JESSENIUS-Diagnostic Center, Nitra, Slovakia.
Medical Faculty, Comenius University in Bratislava, Bratislava, Slovakia.
MAGMA. 2022 Feb;35(1):45-52. doi: 10.1007/s10334-021-00989-y. Epub 2022 Jan 5.
Oncometabolite D-2-hydroxyglutarate (2HG) is pooled in isocitrate dehydrogenase (IDH)-mutant glioma cells. Detecting 2HG by MR spectroscopy (MRS) has been proven viable in the last decade but has not entirely found its way into the clinical routine. This study aimed to explore the adoption of 2HG MRS while acknowledging factors that influence its performance in the clinical environment.
Thirty-nine MR spectra were acquired and reported prospectively in patients with suspected glioma using a 3 T system with Mescher-Garwood point-resolved spectroscopy (MEGA-PRESS) sequence utilizing averaged free induction decay (FID) signals.
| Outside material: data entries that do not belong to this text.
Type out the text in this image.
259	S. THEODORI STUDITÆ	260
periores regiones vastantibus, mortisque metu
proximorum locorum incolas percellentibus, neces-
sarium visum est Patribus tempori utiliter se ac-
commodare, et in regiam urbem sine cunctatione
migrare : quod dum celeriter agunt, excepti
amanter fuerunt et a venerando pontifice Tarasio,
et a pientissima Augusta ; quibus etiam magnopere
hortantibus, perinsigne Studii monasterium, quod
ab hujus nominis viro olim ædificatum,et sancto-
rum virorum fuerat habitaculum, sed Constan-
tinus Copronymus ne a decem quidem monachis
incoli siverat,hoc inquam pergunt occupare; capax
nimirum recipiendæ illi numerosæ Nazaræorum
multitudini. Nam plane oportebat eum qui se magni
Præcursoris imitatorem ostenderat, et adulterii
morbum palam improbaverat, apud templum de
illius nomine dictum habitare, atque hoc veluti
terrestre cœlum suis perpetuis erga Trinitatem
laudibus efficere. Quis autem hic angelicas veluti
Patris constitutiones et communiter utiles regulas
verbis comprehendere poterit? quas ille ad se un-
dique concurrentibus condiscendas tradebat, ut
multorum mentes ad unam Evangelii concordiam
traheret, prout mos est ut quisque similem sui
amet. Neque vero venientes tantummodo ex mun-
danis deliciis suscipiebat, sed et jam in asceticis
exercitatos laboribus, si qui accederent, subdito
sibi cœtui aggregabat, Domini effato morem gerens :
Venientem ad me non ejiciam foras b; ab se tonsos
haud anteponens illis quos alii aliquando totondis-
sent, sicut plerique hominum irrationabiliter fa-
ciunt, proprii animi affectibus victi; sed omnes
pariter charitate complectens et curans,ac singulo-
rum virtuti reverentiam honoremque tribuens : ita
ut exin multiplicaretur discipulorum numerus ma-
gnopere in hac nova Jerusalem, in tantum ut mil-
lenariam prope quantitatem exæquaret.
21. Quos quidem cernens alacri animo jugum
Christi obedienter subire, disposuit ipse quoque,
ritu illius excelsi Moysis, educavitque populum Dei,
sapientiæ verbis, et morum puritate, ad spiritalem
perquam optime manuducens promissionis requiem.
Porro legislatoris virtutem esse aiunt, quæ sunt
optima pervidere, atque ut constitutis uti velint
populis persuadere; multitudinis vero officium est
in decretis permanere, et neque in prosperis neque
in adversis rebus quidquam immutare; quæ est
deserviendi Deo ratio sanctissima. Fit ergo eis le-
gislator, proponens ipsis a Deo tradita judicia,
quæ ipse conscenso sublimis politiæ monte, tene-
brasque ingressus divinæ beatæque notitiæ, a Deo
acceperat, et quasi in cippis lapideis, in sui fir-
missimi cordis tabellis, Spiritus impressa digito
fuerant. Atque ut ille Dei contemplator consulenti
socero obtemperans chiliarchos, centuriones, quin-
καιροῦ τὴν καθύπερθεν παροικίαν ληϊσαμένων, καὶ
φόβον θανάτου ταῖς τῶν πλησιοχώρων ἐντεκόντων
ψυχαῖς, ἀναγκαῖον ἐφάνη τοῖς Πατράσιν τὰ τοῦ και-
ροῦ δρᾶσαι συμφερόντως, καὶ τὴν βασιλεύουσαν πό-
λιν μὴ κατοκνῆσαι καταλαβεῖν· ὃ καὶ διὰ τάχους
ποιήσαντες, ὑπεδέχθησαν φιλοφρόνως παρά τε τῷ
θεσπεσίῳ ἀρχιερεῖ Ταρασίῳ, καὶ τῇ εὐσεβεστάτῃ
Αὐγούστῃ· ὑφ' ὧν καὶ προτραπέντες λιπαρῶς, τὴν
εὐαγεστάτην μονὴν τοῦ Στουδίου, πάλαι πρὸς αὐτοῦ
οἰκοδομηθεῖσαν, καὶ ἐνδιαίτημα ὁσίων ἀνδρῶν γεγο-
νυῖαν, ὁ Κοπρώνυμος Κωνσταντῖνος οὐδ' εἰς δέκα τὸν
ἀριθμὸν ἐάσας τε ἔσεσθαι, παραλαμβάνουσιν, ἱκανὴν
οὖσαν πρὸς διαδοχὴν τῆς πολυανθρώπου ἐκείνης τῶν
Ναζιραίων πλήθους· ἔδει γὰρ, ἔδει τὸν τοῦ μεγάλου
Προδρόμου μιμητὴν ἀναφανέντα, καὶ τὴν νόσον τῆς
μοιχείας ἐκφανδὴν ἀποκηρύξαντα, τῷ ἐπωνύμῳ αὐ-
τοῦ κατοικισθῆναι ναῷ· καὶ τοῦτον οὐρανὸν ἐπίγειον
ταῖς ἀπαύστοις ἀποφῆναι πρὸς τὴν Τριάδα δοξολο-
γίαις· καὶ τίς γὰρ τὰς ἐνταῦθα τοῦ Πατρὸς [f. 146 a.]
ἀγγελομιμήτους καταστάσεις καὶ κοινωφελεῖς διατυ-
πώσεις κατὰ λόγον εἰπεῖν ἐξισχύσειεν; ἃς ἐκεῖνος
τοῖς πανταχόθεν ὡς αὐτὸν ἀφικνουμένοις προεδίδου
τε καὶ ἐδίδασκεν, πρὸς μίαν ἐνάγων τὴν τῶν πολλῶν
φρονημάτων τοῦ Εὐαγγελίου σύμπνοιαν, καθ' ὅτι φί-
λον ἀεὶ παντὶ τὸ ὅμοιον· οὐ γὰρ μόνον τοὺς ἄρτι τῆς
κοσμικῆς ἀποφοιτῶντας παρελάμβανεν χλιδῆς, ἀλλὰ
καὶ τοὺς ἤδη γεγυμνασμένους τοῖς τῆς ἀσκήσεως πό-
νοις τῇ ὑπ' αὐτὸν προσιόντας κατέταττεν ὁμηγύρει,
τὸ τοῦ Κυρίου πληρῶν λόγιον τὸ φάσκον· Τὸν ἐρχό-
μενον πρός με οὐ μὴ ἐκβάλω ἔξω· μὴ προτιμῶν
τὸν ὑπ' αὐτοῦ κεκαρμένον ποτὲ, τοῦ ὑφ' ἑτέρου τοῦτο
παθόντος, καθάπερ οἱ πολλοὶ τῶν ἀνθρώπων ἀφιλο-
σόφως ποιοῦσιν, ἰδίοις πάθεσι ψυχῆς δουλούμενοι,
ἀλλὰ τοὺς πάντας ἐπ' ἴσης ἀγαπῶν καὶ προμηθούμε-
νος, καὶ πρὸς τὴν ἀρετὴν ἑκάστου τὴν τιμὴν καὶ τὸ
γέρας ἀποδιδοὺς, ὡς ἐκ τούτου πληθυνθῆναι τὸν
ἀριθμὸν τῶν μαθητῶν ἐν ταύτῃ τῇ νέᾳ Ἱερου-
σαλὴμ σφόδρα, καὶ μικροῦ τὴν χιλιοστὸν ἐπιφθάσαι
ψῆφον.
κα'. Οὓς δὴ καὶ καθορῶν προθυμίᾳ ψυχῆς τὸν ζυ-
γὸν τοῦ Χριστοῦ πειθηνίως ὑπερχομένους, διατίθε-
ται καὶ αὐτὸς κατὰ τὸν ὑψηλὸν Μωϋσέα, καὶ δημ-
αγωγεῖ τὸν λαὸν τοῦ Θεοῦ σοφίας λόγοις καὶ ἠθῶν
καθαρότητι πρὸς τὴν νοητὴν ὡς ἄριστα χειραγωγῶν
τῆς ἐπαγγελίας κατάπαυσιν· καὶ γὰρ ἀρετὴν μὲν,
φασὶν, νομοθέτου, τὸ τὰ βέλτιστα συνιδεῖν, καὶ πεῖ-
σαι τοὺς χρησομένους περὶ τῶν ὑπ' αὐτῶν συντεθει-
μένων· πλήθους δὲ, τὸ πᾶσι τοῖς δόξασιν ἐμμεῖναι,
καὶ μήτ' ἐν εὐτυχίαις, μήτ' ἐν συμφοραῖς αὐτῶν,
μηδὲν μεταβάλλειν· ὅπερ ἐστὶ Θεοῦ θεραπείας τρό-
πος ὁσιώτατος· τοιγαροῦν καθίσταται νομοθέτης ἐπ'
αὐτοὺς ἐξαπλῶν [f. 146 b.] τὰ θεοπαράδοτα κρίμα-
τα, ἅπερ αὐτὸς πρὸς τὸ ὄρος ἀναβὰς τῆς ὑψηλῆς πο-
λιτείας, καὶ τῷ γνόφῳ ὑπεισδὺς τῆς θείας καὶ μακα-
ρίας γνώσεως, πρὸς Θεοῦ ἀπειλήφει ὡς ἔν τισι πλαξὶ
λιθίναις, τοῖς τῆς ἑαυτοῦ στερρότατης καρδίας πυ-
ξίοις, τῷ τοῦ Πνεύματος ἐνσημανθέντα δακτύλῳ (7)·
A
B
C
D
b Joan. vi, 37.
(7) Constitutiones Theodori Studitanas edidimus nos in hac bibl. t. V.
Postprocessing and evaluation of spectra were performed with jMRUI and LCModel. 2HG concentration estimates, 2HG/Cr ratio, together with quality measures, including Cramér-Rao lower bounds (CRLBs), full-width at half-maximum (FWHM) values, and signal-to-noise ratio (SNR) were calculated using LCModel. Immunohistochemistry and genomic analysis results used as a ground truth were available for 15 patients.
The threshold for test positivity was set according to the ROC curve at 1 mM. Calculated sensitivity was 57.14% (95% CI 0.20-0.88), specificity 87.5% (95% CI 0.46-0.99), positive predictive value 80%, and negative predictive value 70%. Overall diagnostic accuracy was 73.33% (95% CI 0.45-0.92). The 2HG/Cr ratio with the cutoff value 0.085 significantly improved sensitivity and overall diagnostic accuracy [85.71%, 95% CI 0.42-1.00 and 86.67%, (95% CI 0.60-0.98), respectively].
Multiple factors compromising spectral quality in the clinical adoption of edited 2HG MRS resulted in diminished sensitivity but clinically acceptable specificity. Furthermore, the 2HG/Cr ratio performs better than the sole 2HG concentration estimate in the pre-operative setting.
代谢物 D-2-羟基戊二酸(2HG)在异柠檬酸脱氢酶(IDH)突变型神经胶质瘤细胞中积累。在过去的十年中,通过磁共振波谱(MRS)检测 2HG 已被证明是可行的,但尚未完全纳入临床常规。本研究旨在探讨在承认影响其在临床环境中性能的因素的情况下采用 2HG MRS。
使用 3T 系统和 Mescher-Garwood 点分辨波谱(MEGA-PRESS)序列采集并前瞻性报告了 39 例疑似神经胶质瘤患者的 MR 光谱,该序列利用平均自由感应衰减(FID)信号进行。使用 jMRUI 和 LCModel 对光谱进行后处理和评估。使用 LCModel 计算 2HG 浓度估计值、2HG/Cr 比值以及质量指标,包括克拉默-劳下限(CRLB)、半峰全宽(FWHM)值和信噪比(SNR)。共有 15 例患者的免疫组织化学和基因组分析结果可用作基准。
根据 ROC 曲线将测试阳性的阈值设定为 1mM。计算的灵敏度为 57.14%(95%CI 0.20-0.88),特异性为 87.5%(95%CI 0.46-0.99),阳性预测值为 80%,阴性预测值为 70%。总体诊断准确性为 73.33%(95%CI 0.45-0.92)。截断值为 0.085 的 2HG/Cr 比值显著提高了灵敏度和总体诊断准确性[85.71%,95%CI 0.42-1.00 和 86.67%,(95%CI 0.60-0.98)]。
编辑 2HG MRS 在临床应用中多种因素影响光谱质量,导致灵敏度降低,但特异性可接受。此外,在术前环境中,2HG/Cr 比值的性能优于单独的 2HG 浓度估计值。